My Soul to Take 3D

Wes Craven has been making horror movies for nearly 40 years. When you hear someone call a horror movie cliché, probably what they’re really saying is that the movie does it the Wes Craven way. Craven revolutionized the horror genre and spawned so many copycats that his horror method is no longer his own, it’s a tired cliché, even when he does it. He does it again in My Soul To Take, a movie that’s really not much more than a collection of the usual, lame, horror movie misdirections but at least these familiar misdirections are directed by the guy who knows them best.

That doesn’t really excuse some of the movie’s lazier moments, of course, but it does mean that the worn out old serial killer who jumps out of nowhere bit is at least handled well. And that’s really all this movie boils down to, a guy with a knife jumping out of thin air. Sure it’s in 3D, even though it’s barely used, and sure there’s a half-hearted attempt to discover something deeper and suspense filled in the story of a serial killer returned from the grave… maybe. In the end though, this is just another Wes Craven kills kids running around in the woods movie.

16-years ago in the town of Riverton a crazed serial killer murdered everyone he loved, only to be killed himself. We only know it’s 16 years ago because the movie flashes up text which tells us so, though the film doesn’t actually bother to create anything period specific. Apparently even 16 years ago everyone drove modern cars and wore fairly modern looking clothes. You’d think Craven could have at least piped in a little Nirvana or something. But this is a movie aimed primarily at modern teenagers and I suppose he assumed they aren’t interested in the past and don't know what the 90s looked like even if they were.

Flash forward to the present, which looks exactly the same as the past, and seven kids who were born on the night the Riverton Ripper died are now coming into their own. Each year they memorialize the serial killer’s rampage on the night of his death, and the seven kids who were born when he died live in fear that he’ll return, maybe even by using one of them as his vessel. Their fear is based on a legend of vaguely defined origins, but it’s never clear why after 16 years anyone would still think that. It doesn’t matter.

This movie exists mostly to have teenagers running around getting killed and it does that well, if you’ve never seen a Wes Craven movie before. I imagine one of the teenagers this movie seems to want in its audience being pretty thrilled by most of these events, because they haven’t seen as many horror movies as the rest of us. There is some element of suspense, even for the savvy horror fan, as the movie plays guess who the killer is. But the killer only remains a mystery because the film never provides any real clues as to who he is, except to hint that our main character, Bug, should probably be committed.
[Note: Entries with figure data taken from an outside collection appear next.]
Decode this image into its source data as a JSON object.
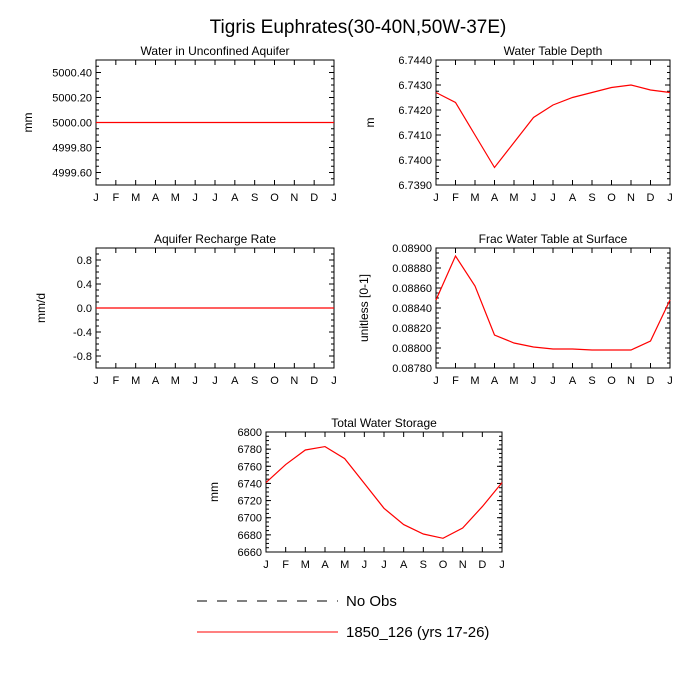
{
  "title": "Tigris Euphrates(30-40N,50W-37E)",
  "colors": {
    "model": "#ff0000",
    "obs": "#000000",
    "frame": "#000000"
  },
  "legend": [
    {
      "label": "No Obs",
      "style": "dashed",
      "color": "#000000"
    },
    {
      "label": "1850_126 (yrs 17-26)",
      "style": "solid",
      "color": "#ff0000"
    }
  ],
  "chart_data": [
    {
      "type": "line",
      "title": "Water in Unconfined Aquifer",
      "xlabel": "",
      "ylabel": "mm",
      "x": [
        "J",
        "F",
        "M",
        "A",
        "M",
        "J",
        "J",
        "A",
        "S",
        "O",
        "N",
        "D",
        "J"
      ],
      "ylim": [
        4999.5,
        5000.5
      ],
      "yticks": [
        "5000.40",
        "5000.20",
        "5000.00",
        "4999.80",
        "4999.60"
      ],
      "ytick_values": [
        5000.4,
        5000.2,
        5000.0,
        4999.8,
        4999.6
      ],
      "series": [
        {
          "values": [
            5000,
            5000,
            5000,
            5000,
            5000,
            5000,
            5000,
            5000,
            5000,
            5000,
            5000,
            5000,
            5000
          ]
        }
      ]
    },
    {
      "type": "line",
      "title": "Water Table Depth",
      "xlabel": "",
      "ylabel": "m",
      "x": [
        "J",
        "F",
        "M",
        "A",
        "M",
        "J",
        "J",
        "A",
        "S",
        "O",
        "N",
        "D",
        "J"
      ],
      "ylim": [
        6.739,
        6.744
      ],
      "yticks": [
        "6.7440",
        "6.7430",
        "6.7420",
        "6.7410",
        "6.7400",
        "6.7390"
      ],
      "ytick_values": [
        6.744,
        6.743,
        6.742,
        6.741,
        6.74,
        6.739
      ],
      "series": [
        {
          "values": [
            6.7427,
            6.7423,
            6.741,
            6.7397,
            6.7407,
            6.7417,
            6.7422,
            6.7425,
            6.7427,
            6.7429,
            6.743,
            6.7428,
            6.7427
          ]
        }
      ]
    },
    {
      "type": "line",
      "title": "Aquifer Recharge Rate",
      "xlabel": "",
      "ylabel": "mm/d",
      "x": [
        "J",
        "F",
        "M",
        "A",
        "M",
        "J",
        "J",
        "A",
        "S",
        "O",
        "N",
        "D",
        "J"
      ],
      "ylim": [
        -1.0,
        1.0
      ],
      "yticks": [
        "0.8",
        "0.4",
        "0.0",
        "-0.4",
        "-0.8"
      ],
      "ytick_values": [
        0.8,
        0.4,
        0.0,
        -0.4,
        -0.8
      ],
      "series": [
        {
          "values": [
            0,
            0,
            0,
            0,
            0,
            0,
            0,
            0,
            0,
            0,
            0,
            0,
            0
          ]
        }
      ]
    },
    {
      "type": "line",
      "title": "Frac Water Table at Surface",
      "xlabel": "",
      "ylabel": "unitless [0-1]",
      "x": [
        "J",
        "F",
        "M",
        "A",
        "M",
        "J",
        "J",
        "A",
        "S",
        "O",
        "N",
        "D",
        "J"
      ],
      "ylim": [
        0.0878,
        0.089
      ],
      "yticks": [
        "0.08900",
        "0.08880",
        "0.08860",
        "0.08840",
        "0.08820",
        "0.08800",
        "0.08780"
      ],
      "ytick_values": [
        0.089,
        0.0888,
        0.0886,
        0.0884,
        0.0882,
        0.088,
        0.0878
      ],
      "series": [
        {
          "values": [
            0.08848,
            0.08892,
            0.08862,
            0.08813,
            0.08805,
            0.08801,
            0.08799,
            0.08799,
            0.08798,
            0.08798,
            0.08798,
            0.08807,
            0.08848
          ]
        }
      ]
    },
    {
      "type": "line",
      "title": "Total Water Storage",
      "xlabel": "",
      "ylabel": "mm",
      "x": [
        "J",
        "F",
        "M",
        "A",
        "M",
        "J",
        "J",
        "A",
        "S",
        "O",
        "N",
        "D",
        "J"
      ],
      "ylim": [
        6660,
        6800
      ],
      "yticks": [
        "6800",
        "6780",
        "6760",
        "6740",
        "6720",
        "6700",
        "6680",
        "6660"
      ],
      "ytick_values": [
        6800,
        6780,
        6760,
        6740,
        6720,
        6700,
        6680,
        6660
      ],
      "series": [
        {
          "values": [
            6741,
            6762,
            6779,
            6783,
            6769,
            6740,
            6711,
            6692,
            6681,
            6676,
            6688,
            6713,
            6741
          ]
        }
      ]
    }
  ]
}
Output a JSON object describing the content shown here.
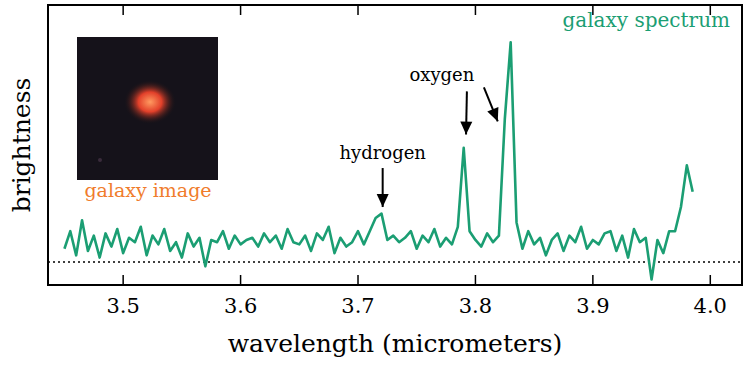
{
  "chart_data": {
    "type": "line",
    "x_label": "wavelength (micrometers)",
    "y_label": "brightness",
    "xlim": [
      3.436,
      4.027
    ],
    "ylim": [
      -1.05,
      11.7
    ],
    "xticks": [
      3.5,
      3.6,
      3.7,
      3.8,
      3.9,
      {
        "value": 4,
        "label": "4.0"
      }
    ],
    "tick_labels": "x",
    "legend": "upper right",
    "reference_line": 0,
    "x": [
      3.45,
      3.455,
      3.46,
      3.465,
      3.47,
      3.475,
      3.48,
      3.485,
      3.49,
      3.495,
      3.5,
      3.505,
      3.51,
      3.515,
      3.52,
      3.525,
      3.53,
      3.535,
      3.54,
      3.545,
      3.55,
      3.555,
      3.56,
      3.565,
      3.57,
      3.575,
      3.58,
      3.585,
      3.59,
      3.595,
      3.6,
      3.605,
      3.61,
      3.615,
      3.62,
      3.625,
      3.63,
      3.635,
      3.64,
      3.645,
      3.65,
      3.655,
      3.66,
      3.665,
      3.67,
      3.675,
      3.68,
      3.685,
      3.69,
      3.695,
      3.7,
      3.705,
      3.71,
      3.715,
      3.72,
      3.725,
      3.73,
      3.735,
      3.74,
      3.745,
      3.75,
      3.755,
      3.76,
      3.765,
      3.77,
      3.775,
      3.78,
      3.785,
      3.79,
      3.795,
      3.8,
      3.805,
      3.81,
      3.815,
      3.82,
      3.825,
      3.83,
      3.835,
      3.84,
      3.845,
      3.85,
      3.855,
      3.86,
      3.865,
      3.87,
      3.875,
      3.88,
      3.885,
      3.89,
      3.895,
      3.9,
      3.905,
      3.91,
      3.915,
      3.92,
      3.925,
      3.93,
      3.935,
      3.94,
      3.945,
      3.95,
      3.955,
      3.96,
      3.965,
      3.97,
      3.975,
      3.98,
      3.985
    ],
    "series": [
      {
        "name": "galaxy spectrum",
        "color": "#1b9e73",
        "values": [
          0.6,
          1.4,
          0.3,
          1.9,
          0.5,
          1.2,
          0.2,
          1.3,
          0.7,
          1.5,
          0.4,
          1.1,
          0.9,
          1.6,
          0.3,
          1.2,
          0.8,
          1.5,
          0.5,
          0.9,
          0.2,
          1.3,
          0.7,
          1.1,
          -0.2,
          1.0,
          0.9,
          1.4,
          0.6,
          1.2,
          0.8,
          1.0,
          1.1,
          0.7,
          1.3,
          0.9,
          1.2,
          0.6,
          1.5,
          0.9,
          0.8,
          1.2,
          0.5,
          1.3,
          1.0,
          1.6,
          0.4,
          1.1,
          0.7,
          0.9,
          1.4,
          0.8,
          1.4,
          2.0,
          2.2,
          1.0,
          1.2,
          0.9,
          1.1,
          1.4,
          0.6,
          1.2,
          0.9,
          1.5,
          0.7,
          1.1,
          0.8,
          1.6,
          5.2,
          1.4,
          1.0,
          0.7,
          1.3,
          0.9,
          1.2,
          6.5,
          10.0,
          1.8,
          0.6,
          1.4,
          0.8,
          1.1,
          0.3,
          1.0,
          1.3,
          0.5,
          1.2,
          0.9,
          1.6,
          0.6,
          1.0,
          0.8,
          1.3,
          1.4,
          0.5,
          1.2,
          0.2,
          1.5,
          0.9,
          1.1,
          -0.8,
          1.0,
          0.4,
          1.4,
          1.4,
          2.5,
          4.4,
          3.2
        ]
      }
    ],
    "annotations": [
      {
        "text": "hydrogen",
        "points": [
          [
            3.721,
            2.5
          ]
        ]
      },
      {
        "text": "oxygen",
        "points": [
          [
            3.792,
            5.8
          ],
          [
            3.819,
            6.4
          ]
        ]
      }
    ],
    "inset_image": {
      "label": "galaxy image",
      "color": "#f07c2c"
    }
  }
}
Bug is played by Max Theriot who, believe it or not, does sweet but crazy really well. Much of his performance seems based on a pretty good imitation of Gollum from Lord of the Rings, but that’s nothing to be ashamed of. What Andy Serkis pulled off as that CGI character is no small achievement, even if you’re just duplicating it, and especially when your director is Wes Craven, a man not exactly known for subtlety. At least Bug’s character is consistent, which is more than can be said for anyone else in this movie.

What Craven is known for horror movies like this one. It’s a Wes Craven movie through and through. He’s still making them, after all these years, and outside of Red Eye doesn’t seem interested in using a new bag of tricks. Sure My Soul To Take is derivative and predictable, and yeah to be honest the big reveal at the end doesn’t make a lot of sense, but it’s handled by the guy who made derivative and predicable what it is. Wes Craven does that better than just about anyone.